Looks like techcrunch totally focused onto twitter for some reason. Move on…people doesn’t like you keep covering twitter twitter twitter all the time!
I second the Gmail Twitter app! Thanks for explaining all this good news.
Yo Eric,
I’m a little confused after reading the API docs. When I consume the twitter stream I don’t get the tweet itself but an url to the update html?
Any chance for a more direct and complete update – including the 140 chars?
Heya Jim – Rev one of Gnip is a notification server that lets applications know *when* a relevant user updates. It’s then up to the application to grab the information. In the near future we’ll be pushing full metadata alongside the notification. We’re currently working with a number of services to ensure that we do it in a way that supports everyone involved (data producers and consumers alike).
Sure – I can appreciate the ecosystem dynamics. Keep us in the loop as you evolve this. We’ve got got our eye on you!
Never understood what all the fuss about the ‘firehose’ was about. I asked for it a few months ago and was given it within a day. It was a huge amount of data to parse/process, and I ran in to some problems with how OpenFire server deals with logs, but I had full access to everything. For free. Just by asking. Twitter doesn’t have a signup screen, for example, but they seemed to be open about it when I asked, and I’m a relative nobody in the web world (not a friendfeed-size service, I mean). Ultimately, I ended up abandoning that particular project, and shut off receiving the feed. I wonder if I turned my openfire back on if I’d still get the feed again???
They cut everyone off of tat xmpp feed shortly after you abandoned yours. Only 4 companies have had access to the xmpp feeds over that past few months…
Thanks for the heads up – I wasn’t aware they’d cut people off. Seemed a bit strange that they just gave it to me in the first place. What’s stranger though is why they don’t just monetize access to that in the first place. Data is ‘open’ but hooking up to the is $x. Others could broker the data on a as needed basis (perhaps I only want access to a set of people, or terms, or whatever), and I’d pay less through those 2nd-level access people.

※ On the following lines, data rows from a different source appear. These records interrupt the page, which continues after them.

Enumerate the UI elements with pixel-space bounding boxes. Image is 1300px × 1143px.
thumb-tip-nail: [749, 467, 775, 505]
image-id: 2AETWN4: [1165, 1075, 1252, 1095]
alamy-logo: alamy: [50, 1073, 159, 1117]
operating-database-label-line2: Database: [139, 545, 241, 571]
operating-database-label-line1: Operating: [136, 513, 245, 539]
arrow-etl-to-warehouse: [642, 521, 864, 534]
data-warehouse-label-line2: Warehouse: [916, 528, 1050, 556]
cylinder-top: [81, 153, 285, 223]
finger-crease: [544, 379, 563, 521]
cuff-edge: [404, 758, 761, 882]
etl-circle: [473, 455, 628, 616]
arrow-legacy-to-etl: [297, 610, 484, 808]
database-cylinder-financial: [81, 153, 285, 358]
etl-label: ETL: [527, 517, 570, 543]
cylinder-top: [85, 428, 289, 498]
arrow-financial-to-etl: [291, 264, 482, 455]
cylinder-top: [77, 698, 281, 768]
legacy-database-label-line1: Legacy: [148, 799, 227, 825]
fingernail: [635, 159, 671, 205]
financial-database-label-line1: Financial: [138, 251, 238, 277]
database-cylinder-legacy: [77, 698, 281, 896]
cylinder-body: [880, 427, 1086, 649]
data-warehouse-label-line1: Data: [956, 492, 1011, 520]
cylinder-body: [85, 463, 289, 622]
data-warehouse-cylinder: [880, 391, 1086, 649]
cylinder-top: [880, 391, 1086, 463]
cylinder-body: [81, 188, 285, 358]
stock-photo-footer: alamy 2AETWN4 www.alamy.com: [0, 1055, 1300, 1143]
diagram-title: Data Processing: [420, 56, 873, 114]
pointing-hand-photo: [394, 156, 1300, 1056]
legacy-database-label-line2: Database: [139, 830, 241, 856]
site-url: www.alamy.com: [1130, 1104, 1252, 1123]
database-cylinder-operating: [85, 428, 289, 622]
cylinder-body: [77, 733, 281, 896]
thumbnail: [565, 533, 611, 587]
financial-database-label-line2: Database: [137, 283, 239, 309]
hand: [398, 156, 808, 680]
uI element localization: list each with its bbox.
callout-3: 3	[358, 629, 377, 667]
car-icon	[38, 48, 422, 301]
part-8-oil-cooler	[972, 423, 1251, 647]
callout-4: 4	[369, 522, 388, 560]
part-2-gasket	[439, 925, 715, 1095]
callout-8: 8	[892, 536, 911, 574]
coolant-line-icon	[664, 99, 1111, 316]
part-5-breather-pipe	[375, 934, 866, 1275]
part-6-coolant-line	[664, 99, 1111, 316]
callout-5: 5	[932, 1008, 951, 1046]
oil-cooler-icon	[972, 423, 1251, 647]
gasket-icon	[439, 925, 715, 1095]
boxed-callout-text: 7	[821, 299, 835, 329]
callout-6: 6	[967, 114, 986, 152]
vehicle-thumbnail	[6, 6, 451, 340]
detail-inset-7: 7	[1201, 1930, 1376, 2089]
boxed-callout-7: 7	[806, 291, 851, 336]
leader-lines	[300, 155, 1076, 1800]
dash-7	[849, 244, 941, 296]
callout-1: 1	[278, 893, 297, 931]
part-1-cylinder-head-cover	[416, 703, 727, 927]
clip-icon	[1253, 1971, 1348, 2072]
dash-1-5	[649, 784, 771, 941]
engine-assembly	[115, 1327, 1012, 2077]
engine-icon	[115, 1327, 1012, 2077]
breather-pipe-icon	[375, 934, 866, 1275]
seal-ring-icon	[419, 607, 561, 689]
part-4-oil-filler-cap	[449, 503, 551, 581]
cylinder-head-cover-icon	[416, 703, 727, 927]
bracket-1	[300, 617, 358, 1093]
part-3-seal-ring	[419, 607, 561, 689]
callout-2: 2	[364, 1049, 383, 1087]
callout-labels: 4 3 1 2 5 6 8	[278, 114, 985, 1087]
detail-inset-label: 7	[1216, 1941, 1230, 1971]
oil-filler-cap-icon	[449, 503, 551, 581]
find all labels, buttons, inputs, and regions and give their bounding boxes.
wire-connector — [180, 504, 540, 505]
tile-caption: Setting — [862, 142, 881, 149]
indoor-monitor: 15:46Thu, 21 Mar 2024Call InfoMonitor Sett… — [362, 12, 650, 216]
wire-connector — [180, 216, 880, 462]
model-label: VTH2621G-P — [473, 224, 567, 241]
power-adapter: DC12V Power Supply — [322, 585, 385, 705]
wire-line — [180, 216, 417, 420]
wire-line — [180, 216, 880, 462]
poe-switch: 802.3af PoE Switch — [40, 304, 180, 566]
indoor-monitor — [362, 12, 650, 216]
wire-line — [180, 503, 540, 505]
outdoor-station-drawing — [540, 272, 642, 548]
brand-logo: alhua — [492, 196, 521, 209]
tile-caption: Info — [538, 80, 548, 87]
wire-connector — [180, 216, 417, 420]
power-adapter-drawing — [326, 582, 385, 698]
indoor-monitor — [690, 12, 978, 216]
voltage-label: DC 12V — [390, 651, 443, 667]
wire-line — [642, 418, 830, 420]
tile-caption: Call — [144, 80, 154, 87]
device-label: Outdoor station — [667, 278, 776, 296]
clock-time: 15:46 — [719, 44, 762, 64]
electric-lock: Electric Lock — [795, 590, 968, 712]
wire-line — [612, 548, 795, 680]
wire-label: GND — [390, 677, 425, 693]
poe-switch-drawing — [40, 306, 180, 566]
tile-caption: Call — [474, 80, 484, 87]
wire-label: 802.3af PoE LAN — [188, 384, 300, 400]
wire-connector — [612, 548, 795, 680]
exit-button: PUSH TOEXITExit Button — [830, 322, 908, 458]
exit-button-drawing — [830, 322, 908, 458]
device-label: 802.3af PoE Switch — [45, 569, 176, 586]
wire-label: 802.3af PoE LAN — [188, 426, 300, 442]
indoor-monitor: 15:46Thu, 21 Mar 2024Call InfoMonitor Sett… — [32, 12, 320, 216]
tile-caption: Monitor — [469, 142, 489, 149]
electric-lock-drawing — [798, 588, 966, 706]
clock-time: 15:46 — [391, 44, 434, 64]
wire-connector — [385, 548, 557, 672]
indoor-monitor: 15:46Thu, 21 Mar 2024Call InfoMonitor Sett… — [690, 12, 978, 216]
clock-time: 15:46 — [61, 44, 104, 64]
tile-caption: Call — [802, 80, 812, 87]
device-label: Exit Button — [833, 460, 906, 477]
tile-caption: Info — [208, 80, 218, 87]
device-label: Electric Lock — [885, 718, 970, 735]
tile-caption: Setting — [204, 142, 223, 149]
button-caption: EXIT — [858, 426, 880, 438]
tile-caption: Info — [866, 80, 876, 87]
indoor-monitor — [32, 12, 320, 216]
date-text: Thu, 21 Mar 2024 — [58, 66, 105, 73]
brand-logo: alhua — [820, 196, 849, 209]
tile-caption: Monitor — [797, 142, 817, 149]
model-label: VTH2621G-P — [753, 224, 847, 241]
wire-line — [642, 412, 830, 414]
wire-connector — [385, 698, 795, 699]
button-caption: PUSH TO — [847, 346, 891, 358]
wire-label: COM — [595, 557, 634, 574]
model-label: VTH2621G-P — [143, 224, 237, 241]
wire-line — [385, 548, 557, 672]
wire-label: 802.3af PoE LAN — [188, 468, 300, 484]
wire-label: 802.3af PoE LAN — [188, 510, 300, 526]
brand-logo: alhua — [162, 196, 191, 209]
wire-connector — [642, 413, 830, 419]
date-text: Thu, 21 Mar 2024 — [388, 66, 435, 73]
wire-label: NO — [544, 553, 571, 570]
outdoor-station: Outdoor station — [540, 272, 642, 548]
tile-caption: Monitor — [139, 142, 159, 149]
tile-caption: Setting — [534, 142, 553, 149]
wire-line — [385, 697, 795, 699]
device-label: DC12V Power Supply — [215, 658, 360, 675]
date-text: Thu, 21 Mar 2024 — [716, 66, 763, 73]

then what is the problem with twitturly? if twitter is opening the flood gates they must have it pointing to certain companies.
They opened the flood gates to gnip, which still doesn’t offer the full xmpp feed to other, just a subset of it. Twitturly will hopefully come back online soon, Biz Stone as well as some of their developers have said that we would gain access again, but they are just taking a while to do it… Hopefully sometime this weekend it happens…
Good Night!
That’s is indeed great news, hopefully Twitter will end up with fewer of those pesky whale pages (over capacity) – and yes, I would absolutely love to see some gtalk/gmail integration.
I wonder if the trend is heading toward outsourcing this part of the business. In this way a data provider can better deal with unpredictable load on its servers. It seems too expensive to maintain an “elastic” hosting service per each Web 2.0 service. I wrote about it in here. Gnip is leading the way. I think that they are onto something real.
Outsourcing Data Producer’s open API development and support – a new business opportunity?